В начале марта неожиданно получил письмо от главного редактора "Менс хелса" Алексея Яблокова письмо с предложением съездить в командировку в Калининград - написать о строительстве игровых зон (забегая вперед - съездил, написал, Яблоков остался недоволен - он ждал конфликта интересов, историй о компаниях, за которыми кто-то стоит, подробностей про деньги, которые выделяются или не выделяются на строительство зоны, - а я, не зная, чего хочет Яблоков, написал в соответствии со своими представлениями об этом журнале - о колхозе, который стоит на месте будущей игровой зоны, о работающих на сборочных заводах в Калининграде жителях этого колхоза, о гопнических детях и т.п. - в итоге даже не знаю, вышел ли текст) - я так подробно об этом рассказываю, потому что, во-первых, редакция МХ забронировала мне номер в калининградской гостинице "Гламур", о существовании которой я раньше не знал, а теперь только в ней всегда и останавливаюсь, и во-вторых - потому что, когда я сидел в этом "Гламуре", мне пришла эсэмэска от Ольшанского, с которым прошлым летом после "Гламурной кремляди" мы рассорились и перестали общаться.

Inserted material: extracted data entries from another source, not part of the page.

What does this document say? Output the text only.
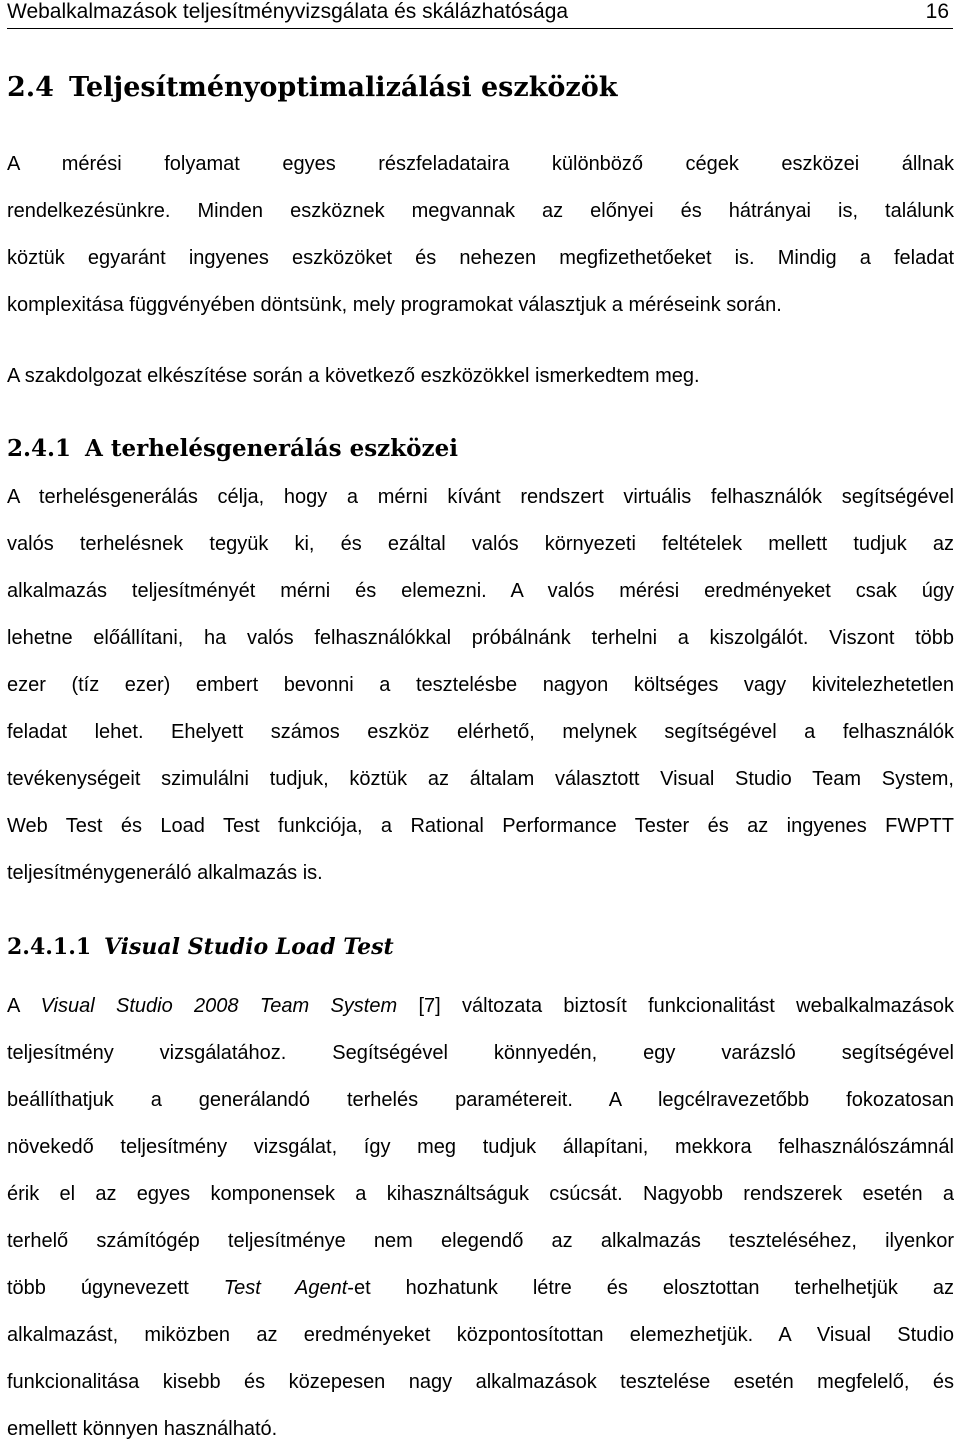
Webalkalmazások teljesítményvizsgálata és skálázhatósága	16
2.4 Teljesítményoptimalizálási eszközök

A mérési folyamat egyes részfeladataira különböző cégek eszközei állnak
rendelkezésünkre. Minden eszköznek megvannak az előnyei és hátrányai is, találunk
köztük egyaránt ingyenes eszközöket és nehezen megfizethetőeket is. Mindig a feladat
komplexitása függvényében döntsünk, mely programokat választjuk a méréseink során.

A szakdolgozat elkészítése során a következő eszközökkel ismerkedtem meg.

2.4.1 A terhelésgenerálás eszközei

A terhelésgenerálás célja, hogy a mérni kívánt rendszert virtuális felhasználók segítségével
valós terhelésnek tegyük ki, és ezáltal valós környezeti feltételek mellett tudjuk az
alkalmazás teljesítményét mérni és elemezni. A valós mérési eredményeket csak úgy
lehetne előállítani, ha valós felhasználókkal próbálnánk terhelni a kiszolgálót. Viszont több
ezer (tíz ezer) embert bevonni a tesztelésbe nagyon költséges vagy kivitelezhetetlen
feladat lehet. Ehelyett számos eszköz elérhető, melynek segítségével a felhasználók
tevékenységeit szimulálni tudjuk, köztük az általam választott Visual Studio Team System,
Web Test és Load Test funkciója, a Rational Performance Tester és az ingyenes FWPTT
teljesítménygeneráló alkalmazás is.

2.4.1.1 Visual Studio Load Test

A Visual Studio 2008 Team System [7] változata biztosít funkcionalitást webalkalmazások
teljesítmény vizsgálatához. Segítségével könnyedén, egy varázsló segítségével
beállíthatjuk a generálandó terhelés paramétereit. A legcélravezetőbb fokozatosan
növekedő teljesítmény vizsgálat, így meg tudjuk állapítani, mekkora felhasználószámnál
érik el az egyes komponensek a kihasználtságuk csúcsát. Nagyobb rendszerek esetén a
terhelő számítógép teljesítménye nem elegendő az alkalmazás teszteléséhez, ilyenkor
több úgynevezett Test Agent-et hozhatunk létre és elosztottan terhelhetjük az
alkalmazást, miközben az eredményeket központosítottan elemezhetjük. A Visual Studio
funkcionalitása kisebb és közepesen nagy alkalmazások tesztelése esetén megfelelő, és
emellett könnyen használható.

Ольшанский писал, что очень переживает из-за нашей ссоры и хочет со мной помириться, но я примерно понимал, чего он хочет на самом деле - об ужасном предвыборном проекте "Справедливой России" я уже где-то слышал, и не сомневался, что Ольшанский интересуется автором Кашиным.
Так все и получилось - когда я вернулся в Москву, мы встретились, Ольшанский предложил написать для нового журнала что-нибудь, я в очередной раз проявил низкую культуру отказа и через неделю или две съездил в Иваново за репортажем о жизни ткацких мануфактур, потом еще взял интервью у поэтессы Ратушинской, будучи уверенным, что это - такой же эпизод моих многочисленных писаний не по основному месту работы, как и игрове зоны для "Менс хелса", например.

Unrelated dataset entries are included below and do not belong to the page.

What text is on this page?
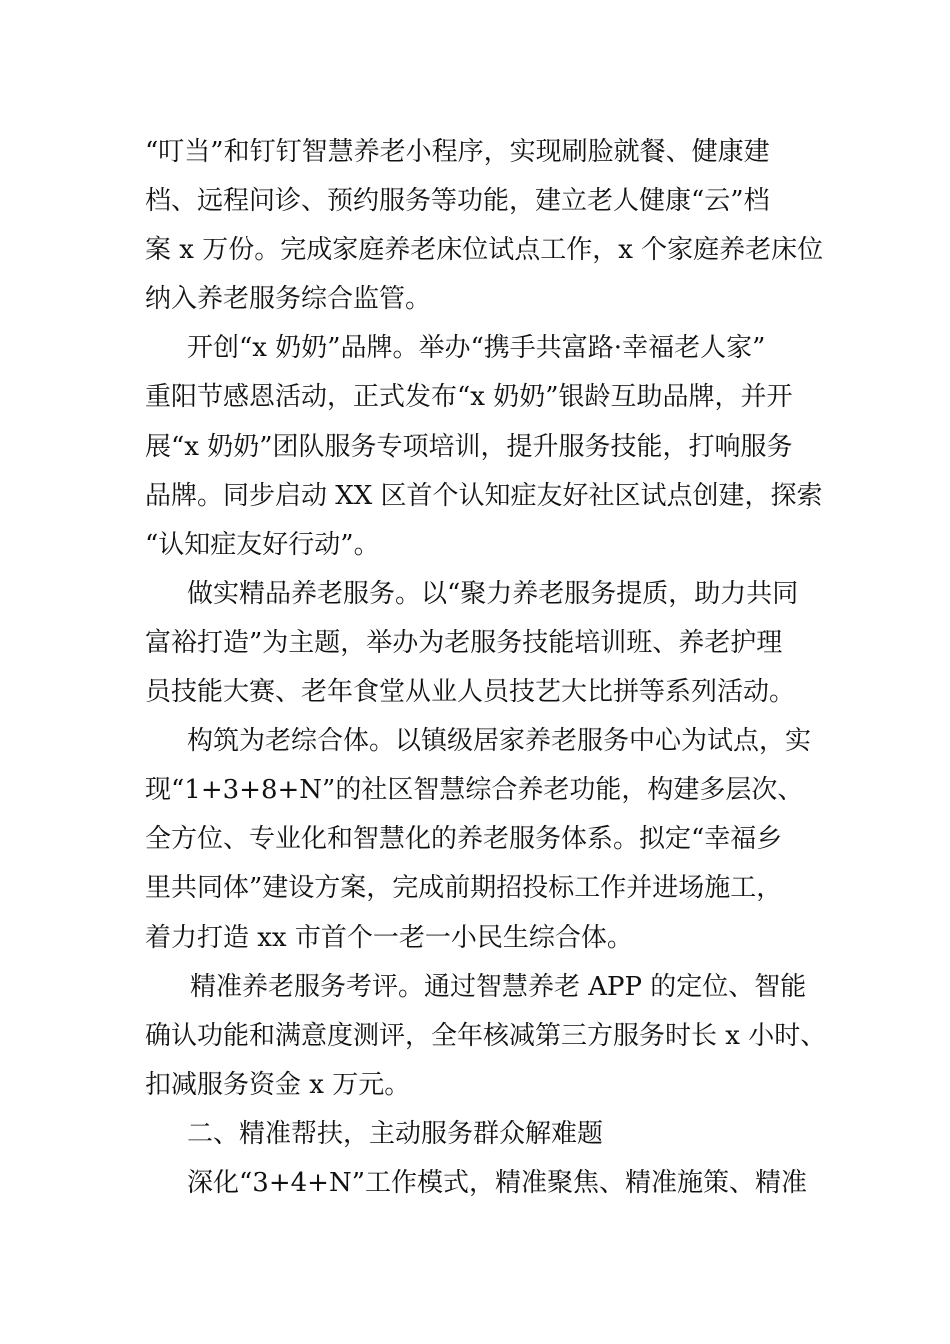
“叮当”和钉钉智慧养老小程序，实现刷脸就餐、健康建
档、远程问诊、预约服务等功能，建立老人健康“云”档
案 x 万份。完成家庭养老床位试点工作，x 个家庭养老床位
纳入养老服务综合监管。
开创“x 奶奶”品牌。举办“携手共富路·幸福老人家”
重阳节感恩活动，正式发布“x 奶奶”银龄互助品牌，并开
展“x 奶奶”团队服务专项培训，提升服务技能，打响服务
品牌。同步启动 XX 区首个认知症友好社区试点创建，探索
“认知症友好行动”。
做实精品养老服务。以“聚力养老服务提质，助力共同
富裕打造”为主题，举办为老服务技能培训班、养老护理
员技能大赛、老年食堂从业人员技艺大比拼等系列活动。
构筑为老综合体。以镇级居家养老服务中心为试点，实
现“1+3+8+N”的社区智慧综合养老功能，构建多层次、
全方位、专业化和智慧化的养老服务体系。拟定“幸福乡
里共同体”建设方案，完成前期招投标工作并进场施工，
着力打造 xx 市首个一老一小民生综合体。
精准养老服务考评。通过智慧养老 APP 的定位、智能
确认功能和满意度测评，全年核减第三方服务时长 x 小时、
扣减服务资金 x 万元。
二、精准帮扶，主动服务群众解难题
深化“3+4+N”工作模式，精准聚焦、精准施策、精准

Потом - я уже когда-то писал об этом, - на всякий случай спросил в "Эксперте", не будет ли у меня проблем из-за того, что "Эксперт" близок к "Единой России", а журнал Ольшанского - наоборот, услышал, что проблемы будут, сказал, что, если что, выберу, конечно, "Эксперт", а потом подумал - Какого, собственно, хуя?

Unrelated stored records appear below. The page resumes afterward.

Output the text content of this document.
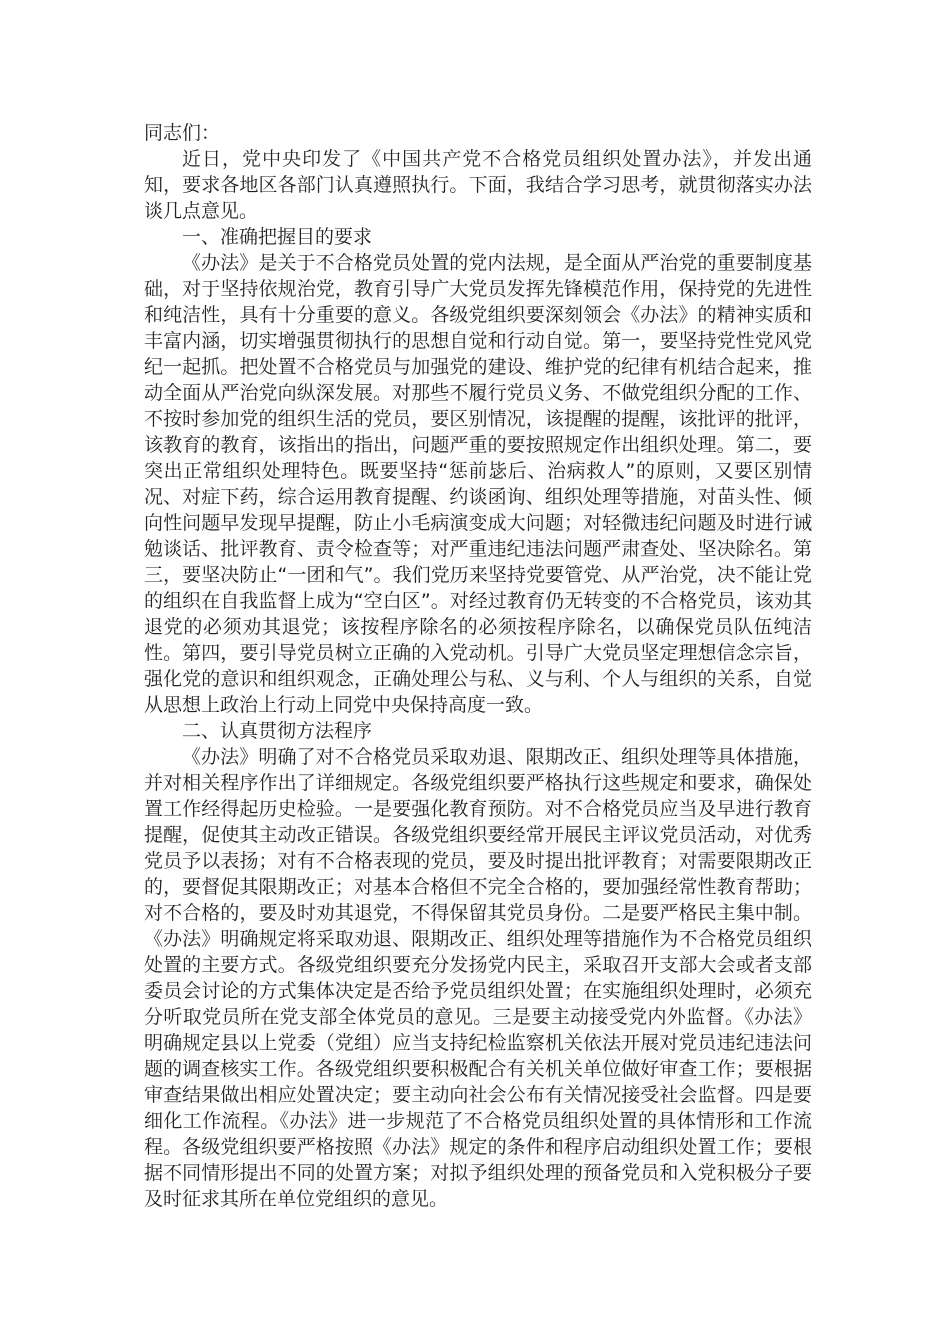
同志们：

近日，党中央印发了《中国共产党不合格党员组织处置办法》，并发出通知，要求各地区各部门认真遵照执行。下面，我结合学习思考，就贯彻落实办法谈几点意见。

一、准确把握目的要求

《办法》是关于不合格党员处置的党内法规，是全面从严治党的重要制度基础，对于坚持依规治党，教育引导广大党员发挥先锋模范作用，保持党的先进性和纯洁性，具有十分重要的意义。各级党组织要深刻领会《办法》的精神实质和丰富内涵，切实增强贯彻执行的思想自觉和行动自觉。第一，要坚持党性党风党纪一起抓。把处置不合格党员与加强党的建设、维护党的纪律有机结合起来，推动全面从严治党向纵深发展。对那些不履行党员义务、不做党组织分配的工作、不按时参加党的组织生活的党员，要区别情况，该提醒的提醒，该批评的批评，该教育的教育，该指出的指出，问题严重的要按照规定作出组织处理。第二，要突出正常组织处理特色。既要坚持“惩前毖后、治病救人”的原则，又要区别情况、对症下药，综合运用教育提醒、约谈函询、组织处理等措施，对苗头性、倾向性问题早发现早提醒，防止小毛病演变成大问题；对轻微违纪问题及时进行诫勉谈话、批评教育、责令检查等；对严重违纪违法问题严肃查处、坚决除名。第三，要坚决防止“一团和气”。我们党历来坚持党要管党、从严治党，决不能让党的组织在自我监督上成为“空白区”。对经过教育仍无转变的不合格党员，该劝其退党的必须劝其退党；该按程序除名的必须按程序除名，以确保党员队伍纯洁性。第四，要引导党员树立正确的入党动机。引导广大党员坚定理想信念宗旨，强化党的意识和组织观念，正确处理公与私、义与利、个人与组织的关系，自觉从思想上政治上行动上同党中央保持高度一致。

二、认真贯彻方法程序

《办法》明确了对不合格党员采取劝退、限期改正、组织处理等具体措施，并对相关程序作出了详细规定。各级党组织要严格执行这些规定和要求，确保处置工作经得起历史检验。一是要强化教育预防。对不合格党员应当及早进行教育提醒，促使其主动改正错误。各级党组织要经常开展民主评议党员活动，对优秀党员予以表扬；对有不合格表现的党员，要及时提出批评教育；对需要限期改正的，要督促其限期改正；对基本合格但不完全合格的，要加强经常性教育帮助；对不合格的，要及时劝其退党，不得保留其党员身份。二是要严格民主集中制。《办法》明确规定将采取劝退、限期改正、组织处理等措施作为不合格党员组织处置的主要方式。各级党组织要充分发扬党内民主，采取召开支部大会或者支部委员会讨论的方式集体决定是否给予党员组织处置；在实施组织处理时，必须充分听取党员所在党支部全体党员的意见。三是要主动接受党内外监督。《办法》明确规定县以上党委（党组）应当支持纪检监察机关依法开展对党员违纪违法问题的调查核实工作。各级党组织要积极配合有关机关单位做好审查工作；要根据审查结果做出相应处置决定；要主动向社会公布有关情况接受社会监督。四是要细化工作流程。《办法》进一步规范了不合格党员组织处置的具体情形和工作流程。各级党组织要严格按照《办法》规定的条件和程序启动组织处置工作；要根据不同情形提出不同的处置方案；对拟予组织处理的预备党员和入党积极分子要及时征求其所在单位党组织的意见。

И вечером того же дня я разговаривал с Ольшанским в его кабинете и слушал, что в журнале, оказывается, совершенно случайно осталась незанятой вакансия заместителя главного редактора, и что я буду дурак, если не займу ее.
Так началась "Русская жизнь", в которой я уже ровно полтора года, и которой я невероятно доволен. Наверное, через сколько-то лет я напишу "Долгую историю" и про "Русскую жизнь" - но это будет потом, когда всем уже будет все равно, и мне тоже. А пока могу констатировать, что за эти полтора года мне, по крайней мере, удалось решить ту проблему, с которой в феврале 2007 года я приходил на Полковую к ***.
В газете "Правда" за 30 декабря 1922 года на первой полосе был такой плакат Виктора Дени (в свое время пытался найти его в интернете, не нашел - может, есть у кого?): обнаженный по пояс мужчина с усами стоял, в отличие от леонардовского человека, в профиль, при этом верхняя половина тела была показана сразу в нескольких положениях, то есть как бы ноги у чувака одни, а торсов и голов - шесть. Слева направо: согнут до пола - 1900 - "Забит, угнетен". Торс параллелен полу - 1905, "Восстал, стреляю". Еще на 45 градусов выше - апрель 1917, что-то вроде "Слушаю Ленина". Стоит вертикально - октябрь 1917, понятно что. Потом запрокинут вправо на 45 градусов - 1920, "Грохаю молотом, голодаю". И, наконец, спина выгнута еще сильнее - 1922, "Подымаю скрижали Х съезда".
Это я к тому, что если брать такую шкалу, то я сейчас то ли слушаю Ленина, то ли уже совсем распрямился. И, стало быть, музыка будет вечной, а история - долгой.